Asian Splendour. Company Art in the Rijksmuseum
Author: Jan van Campen and Ebeltje Hartkamp-Jonxis. Full colour, 96 pages, paperback
Soon after the VOC, the Dutch East India Company, was founded in 1602 it set up trading posts throughout Asia. The VOC shipped huge quantities of spices, tea, porcelain and cotton to the Netherlands. The employees of the VOC often brought expensive products made by Asian craftsmen to trade privately. These costly oriental objects were so greatly admired that people came to Holland from all over Europe to acquire them. Asian art was a source of inspiration for European craftsmen and it had an important influence on the way they viewed the world. Nevertheless they soon felt the need to change the appearance of these products to suit their own tastes and so an exciting fusion of cultures developed. The Rijksmuseum has a magnificent collection of valuable private commissions. You will find the finest of them in this book.
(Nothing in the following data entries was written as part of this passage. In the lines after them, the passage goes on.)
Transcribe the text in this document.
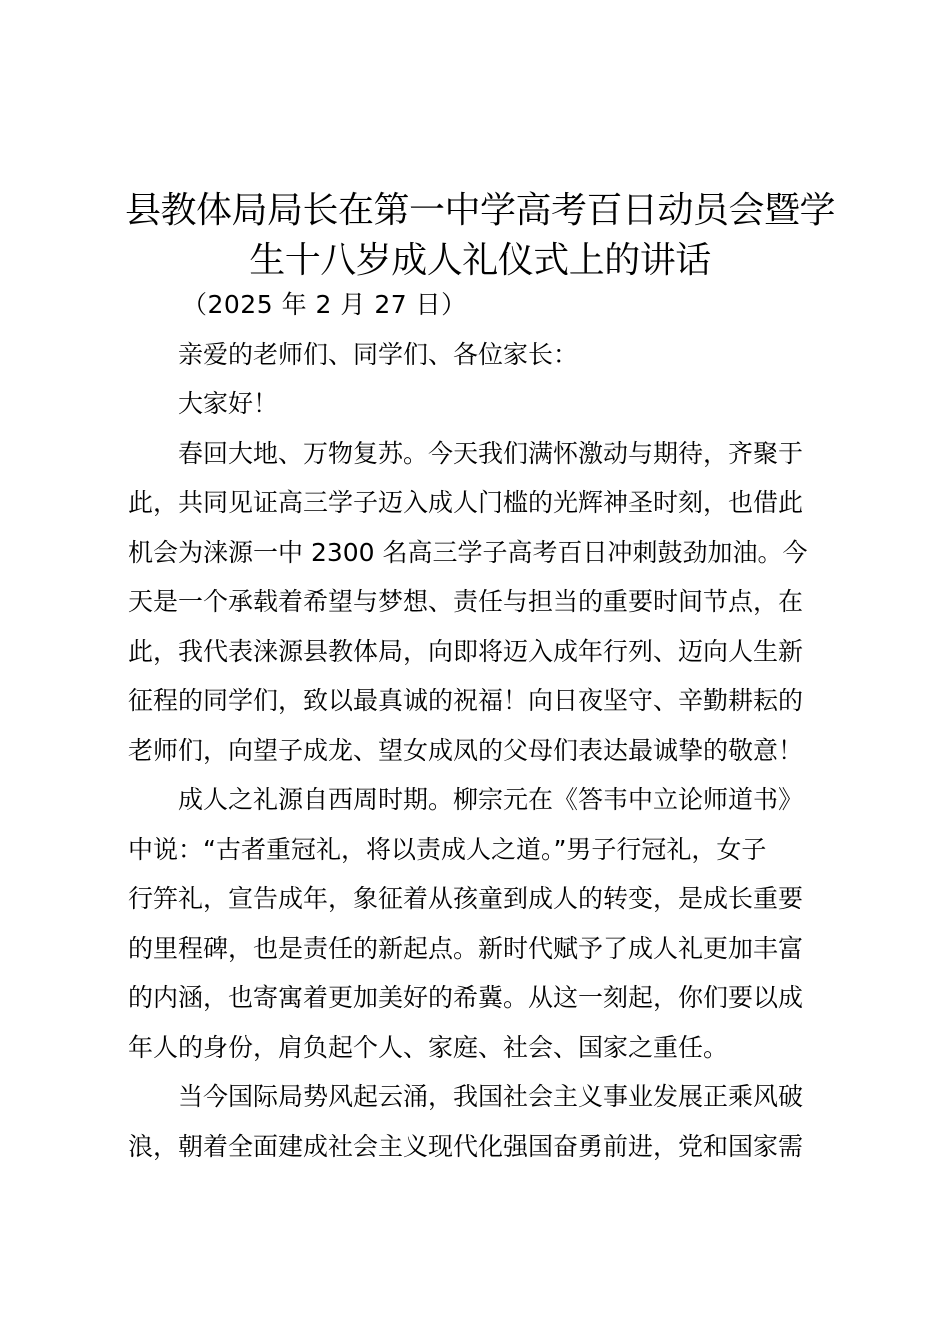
县教体局局长在第一中学高考百日动员会暨学
生十八岁成人礼仪式上的讲话
（2025 年 2 月 27 日）
亲爱的老师们、同学们、各位家长：
大家好！
春回大地、万物复苏。今天我们满怀激动与期待，齐聚于
此，共同见证高三学子迈入成人门槛的光辉神圣时刻，也借此
机会为涞源一中 2300 名高三学子高考百日冲刺鼓劲加油。今
天是一个承载着希望与梦想、责任与担当的重要时间节点，在
此，我代表涞源县教体局，向即将迈入成年行列、迈向人生新
征程的同学们，致以最真诚的祝福！向日夜坚守、辛勤耕耘的
老师们，向望子成龙、望女成凤的父母们表达最诚挚的敬意！
成人之礼源自西周时期。柳宗元在《答韦中立论师道书》
中说：“古者重冠礼，将以责成人之道。”男子行冠礼，女子
行笄礼，宣告成年，象征着从孩童到成人的转变，是成长重要
的里程碑，也是责任的新起点。新时代赋予了成人礼更加丰富
的内涵，也寄寓着更加美好的希冀。从这一刻起，你们要以成
年人的身份，肩负起个人、家庭、社会、国家之重任。
当今国际局势风起云涌，我国社会主义事业发展正乘风破
浪，朝着全面建成社会主义现代化强国奋勇前进，党和国家需
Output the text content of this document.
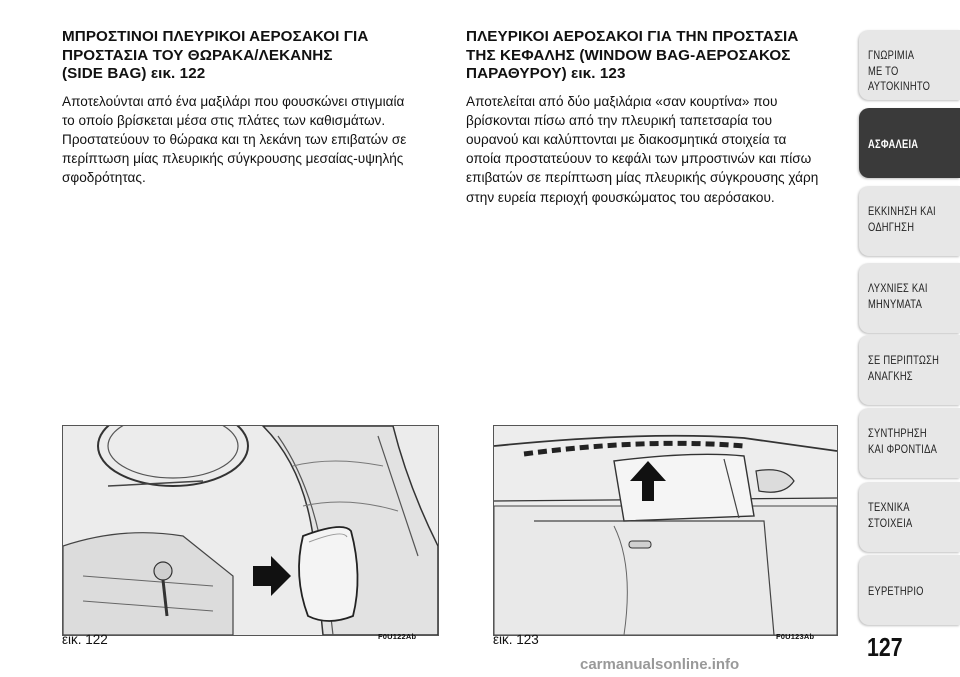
ΜΠΡΟΣΤΙΝΟΙ ΠΛΕΥΡΙΚΟΙ ΑΕΡΟΣΑΚΟΙ ΓΙΑ
ΠΡΟΣΤΑΣΙΑ ΤΟΥ ΘΩΡΑΚΑ/ΛΕΚΑΝΗΣ
(SIDE BAG) εικ. 122

Αποτελούνται από ένα μαξιλάρι που φουσκώνει στιγμιαία
το οποίο βρίσκεται μέσα στις πλάτες των καθισμάτων.
Προστατεύουν το θώρακα και τη λεκάνη των επιβατών σε
περίπτωση μίας πλευρικής σύγκρουσης μεσαίας-υψηλής
σφοδρότητας.

ΠΛΕΥΡΙΚΟΙ ΑΕΡΟΣΑΚΟΙ ΓΙΑ ΤΗΝ ΠΡΟΣΤΑΣΙΑ
ΤΗΣ ΚΕΦΑΛΗΣ (WINDOW BAG-ΑΕΡΟΣΑΚΟΣ
ΠΑΡΑΘΥΡΟΥ) εικ. 123

Αποτελείται από δύο μαξιλάρια «σαν κουρτίνα» που
βρίσκονται πίσω από την πλευρική ταπετσαρία του
ουρανού και καλύπτονται με διακοσμητικά στοιχεία τα
οποία προστατεύουν το κεφάλι των μπροστινών και πίσω
επιβατών σε περίπτωση μίας πλευρικής σύγκρουσης χάρη
στην ευρεία περιοχή φουσκώματος του αερόσακου.

εικ. 122	F0U122Ab	εικ. 123	F0U123Ab
ΓΝΩΡΙΜΙΑ
ΜΕ ΤΟ
ΑΥΤΟΚΙΝΗΤΟ
ΑΣΦΑΛΕΙΑ
ΕΚΚΙΝΗΣΗ ΚΑΙ
ΟΔΗΓΗΣΗ
ΛΥΧΝΙΕΣ ΚΑΙ
ΜΗΝΥΜΑΤΑ
ΣΕ ΠΕΡΙΠΤΩΣΗ
ΑΝΑΓΚΗΣ
ΣΥΝΤΗΡΗΣΗ
ΚΑΙ ΦΡΟΝΤΙΔΑ
ΤΕΧΝΙΚΑ
ΣΤΟΙΧΕΙΑ
ΕΥΡΕΤΗΡΙΟ
127
carmanualsonline.info
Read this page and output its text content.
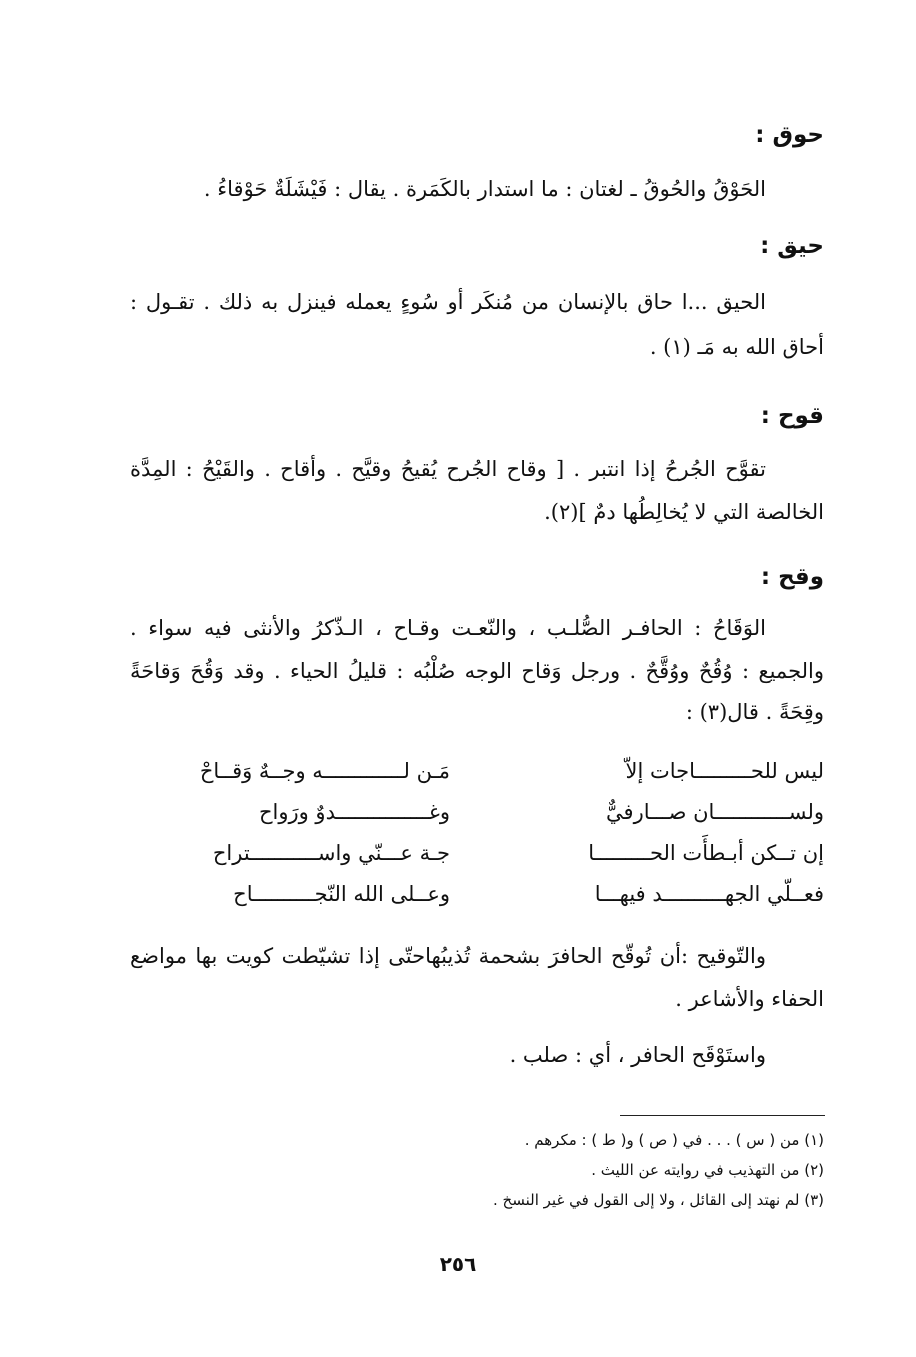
حوق :
الحَوْقُ والحُوقُ ـ لغتان : ما استدار بالكَمَرة . يقال : فَيْشَلَةٌ حَوْقاءُ .
حيق :
الحيق ...ا حاق بالإنسان من مُنكَر أو سُوءٍ يعمله فينزل به ذلك . تقـول :
أحاق الله به مَـ (١) .
قوح :
تقوَّح الجُرحُ إذا انتبر . [ وقاح الجُرح يُقيحُ وقيَّح . وأقاح . والقَيْحُ : المِدَّة
الخالصة التي لا يُخالِطُها دمٌ ](٢).
وقح :
الوَقَاحُ : الحافـر الصُّلـب ، والنّعـت وقـاح ، الـذّكرُ والأنثى فيه سواء .
والجميع : وُقُحٌ ووُقَّحٌ . ورجل وَقاح الوجه صُلْبُه : قليلُ الحياء . وقد وَقُحَ وَقاحَةً
وقِحَةً . قال(٣) :
ليس للحـــــــــاجات إلاّ
مَـن لـــــــــــــه وجــهٌ وَقــاحْ
ولســــــــــــان صـــارفيٌّ
وغـــــــــــــــدوٌ ورَواح
إن تــكن أبـطأَت الحـــــــــا
جـة عـــنّي واســـــــــــتراح
فعــلّي الجهــــــــــد فيهـــا
وعــلى الله النّجــــــــــاح
والتّوقيح :أن تُوقّح الحافرَ بشحمة تُذيبُهاحتّى إذا تشيّطت كويت بها مواضع
الحفاء والأشاعر .
واستَوْقَح الحافر ، أي : صلب .
(١) من ( س ) . . . في ( ص ) و( ط ) : مكرهم .
(٢) من التهذيب في روايته عن الليث .
(٣) لم نهتد إلى القائل ، ولا إلى القول في غير النسخ .
٢٥٦
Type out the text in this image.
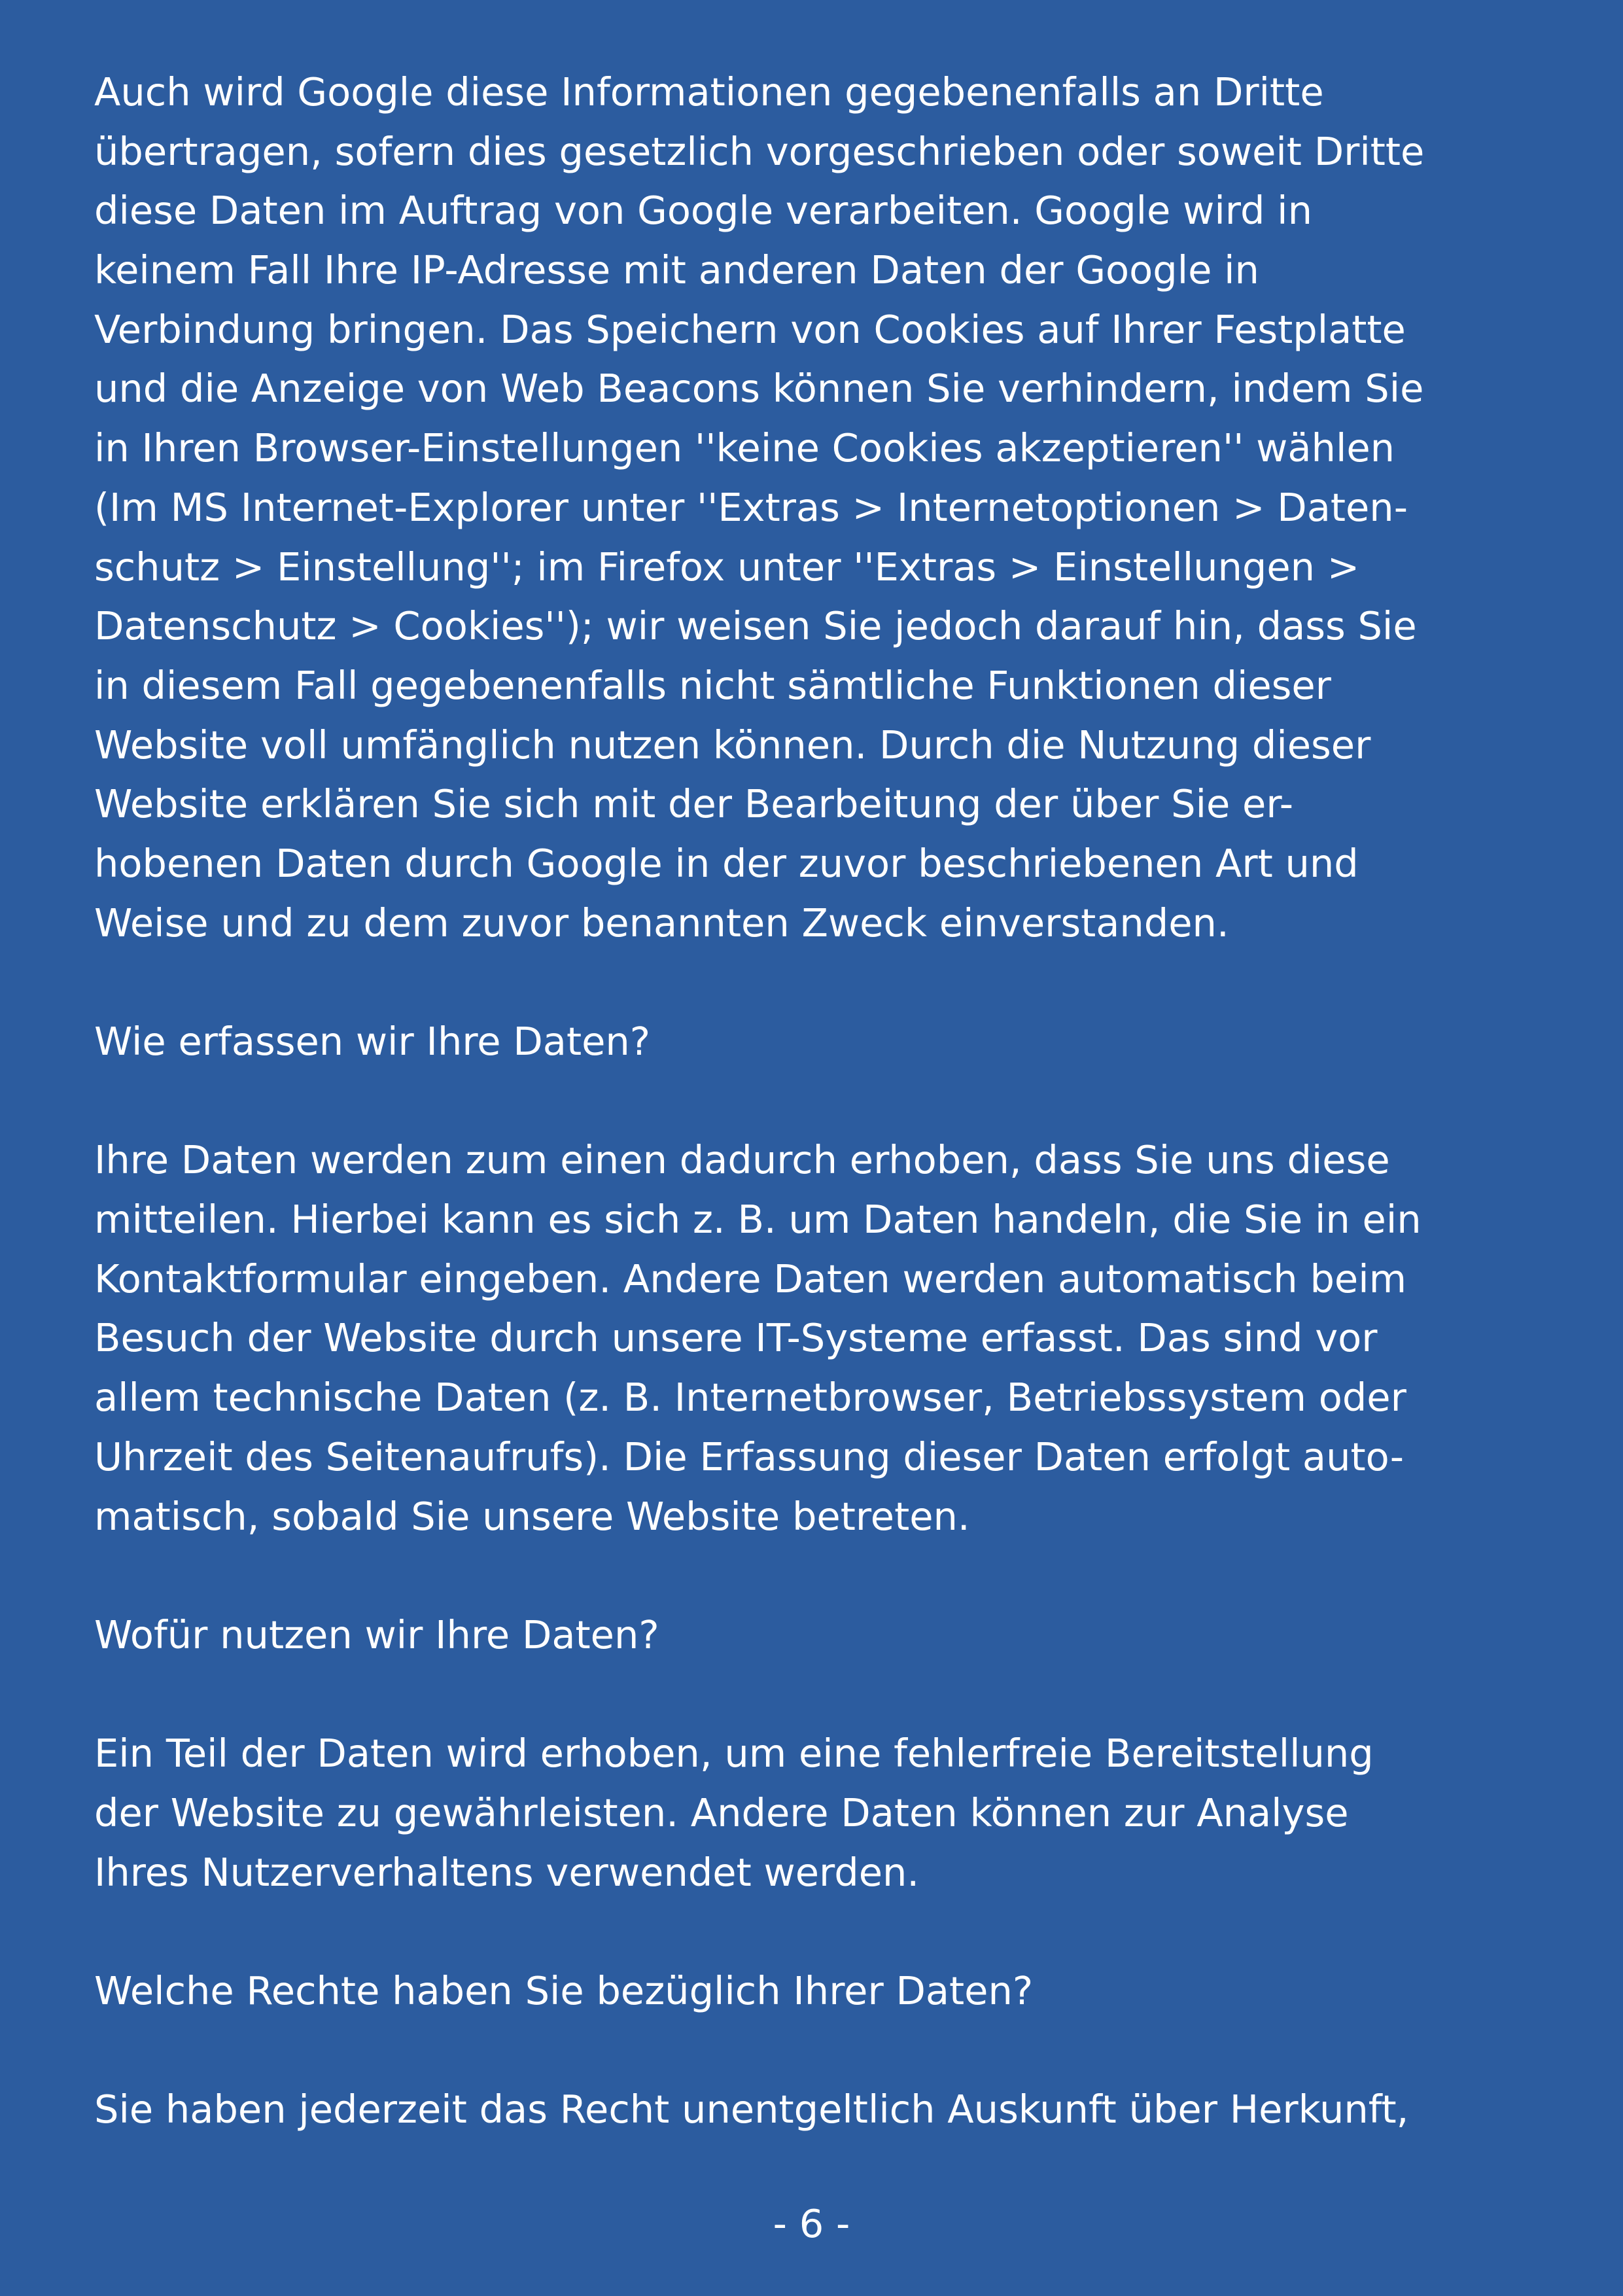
Auch wird Google diese Informationen gegebenenfalls an Dritte
übertragen, sofern dies gesetzlich vorgeschrieben oder soweit Dritte
diese Daten im Auftrag von Google verarbeiten. Google wird in
keinem Fall Ihre IP-Adresse mit anderen Daten der Google in
Verbindung bringen. Das Speichern von Cookies auf Ihrer Festplatte
und die Anzeige von Web Beacons können Sie verhindern, indem Sie
in Ihren Browser-Einstellungen ''keine Cookies akzeptieren'' wählen
(Im MS Internet-Explorer unter ''Extras > Internetoptionen > Daten-
schutz > Einstellung''; im Firefox unter ''Extras > Einstellungen >
Datenschutz > Cookies''); wir weisen Sie jedoch darauf hin, dass Sie
in diesem Fall gegebenenfalls nicht sämtliche Funktionen dieser
Website voll umfänglich nutzen können. Durch die Nutzung dieser
Website erklären Sie sich mit der Bearbeitung der über Sie er-
hobenen Daten durch Google in der zuvor beschriebenen Art und
Weise und zu dem zuvor benannten Zweck einverstanden.
Wie erfassen wir Ihre Daten?
Ihre Daten werden zum einen dadurch erhoben, dass Sie uns diese
mitteilen. Hierbei kann es sich z. B. um Daten handeln, die Sie in ein
Kontaktformular eingeben. Andere Daten werden automatisch beim
Besuch der Website durch unsere IT-Systeme erfasst. Das sind vor
allem technische Daten (z. B. Internetbrowser, Betriebssystem oder
Uhrzeit des Seitenaufrufs). Die Erfassung dieser Daten erfolgt auto-
matisch, sobald Sie unsere Website betreten.
Wofür nutzen wir Ihre Daten?
Ein Teil der Daten wird erhoben, um eine fehlerfreie Bereitstellung
der Website zu gewährleisten. Andere Daten können zur Analyse
Ihres Nutzerverhaltens verwendet werden.
Welche Rechte haben Sie bezüglich Ihrer Daten?
Sie haben jederzeit das Recht unentgeltlich Auskunft über Herkunft,
- 6 -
The authors discuss the trade of the Dutch East India Company and focus on Ceylon, India, China, Japan and the Dutch East Indies, each the source of different treasures: cotton, lacquer, silk, porcelain, furniture, jewellery and much more. In a separate chapter living in Batavia (present day Jakarta) is portrayed, showing how all these objects of art were once used in everyday life.